2. Il Tribunale di Roma ha sollevato una nuova questione pregiudiziale alla Corte di Giustizia UE sul diniego per manifesta infondatezza adottato dalla Commissione territoriale, nei confronti di un richiedente asilo egiziano, trasferito in Albania e poi ricondotto in Italia per mancata convalida del trattenimento. Dopo il primo rinvio pregiudiziale del Tribunale di Bologna, relativo alla normativa previgente, con la lista di paesi di origine sicuri stabilita da un Decreto interministeriale, adesso sarà sottoposto alla verifica dei giudici di Lussemburgo il nuovo Decreto legge n.158/2024.

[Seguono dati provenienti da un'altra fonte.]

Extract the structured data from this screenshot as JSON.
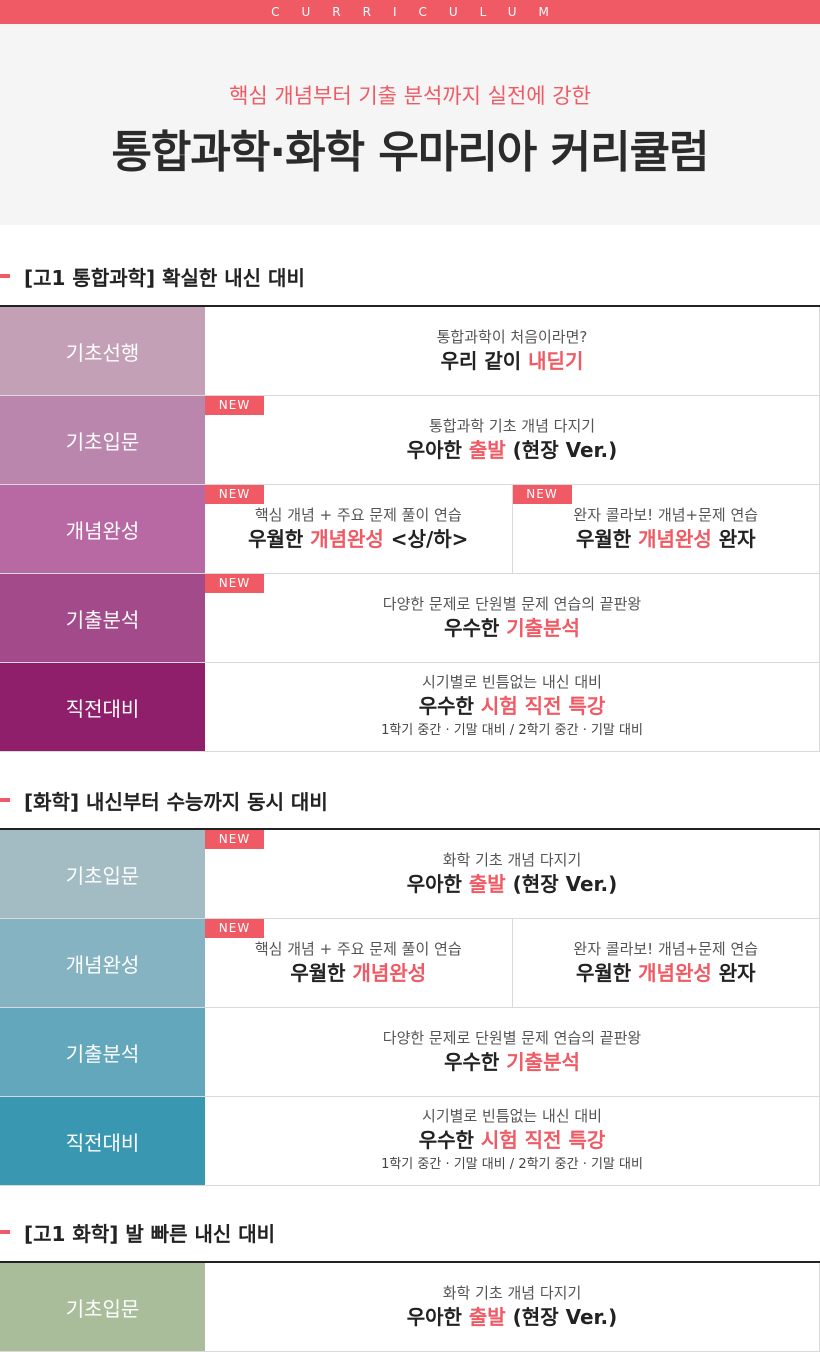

Si pongono alla CGUE i quesiti pregiudiziali scaturiti dal Decreto legge “Paesi sicuri” n.158/2024 che dovrebbe essere trasfuso in emendamenti nel decreto legge 145/2024, in sfregio alle Camere, bypassando le audizioni delle associazioni e delle organizzazioni umanitarie, e il parere della Commissione affari costituzionali. In particolare la questione più rilevante riguarda la possibilità di uno Stato di desgnare per legge un Paese di origine come sicuro senza rendere accessibili e verificabili le fonti adoperate per giustificare tale designazione”, così impedendo al richiedente asilo di contestarne, ed al giudice di sindacarne la provenienza, l’autorevolezza, l’attendibilità, la pertinenza, l’attualità, la completezza, e comunque in generale li contenuto, e di trarne le proprie valutazioni In ordine alla ricorrenza delle condizioni sostanziali di siffatta designazione, enunciate all’allegato I della Direttiva 32/2013, e se il diritto dell’Unione debba essere interpretato nel senso che il giudice possa in ogni caso utilizzare informazioni sul Paese di provenienza. Si chiede anche se il diritto dell’Unione, osti a che un Paese sia definito ”di origine sicuro” qualora vi siano, in tale Paese, categorie di persone per le quali non soddisfa le condizioni sostanziali di designazione, enunciate all’allegato I della Direttiva.32/2013 sulle procedure.

 

3. Una conferma dell’orientamento dei giudici romani arriva intanto dal Tribunale di Catania, secondo cui la lista di “paesi sicuri”, prevista adesso dal Decreto legge n.158/2024, “non esime il giudice all’obbligo di una verifica della compatibilità” di tale “designazione con il diritto dell’Unione europea”, aggiungendo che “in Egitto ci sono gravi violazioni dei diritti umani» che “investono le libertà di un ordinamento democratico”. E qui il richiamo obbligato è all’art.10 della Costituzione che garantisce il diritto di asilo con una portata più ampia di quanto preveda il diritto dell’Unione europea con l’istituto della protezione internazionale. Perchè i giudici sono tenuti ad applicare la legge rispettando il diritto euro-unionale, ma anche fornendo una interpretazione costituzionalmente orientata.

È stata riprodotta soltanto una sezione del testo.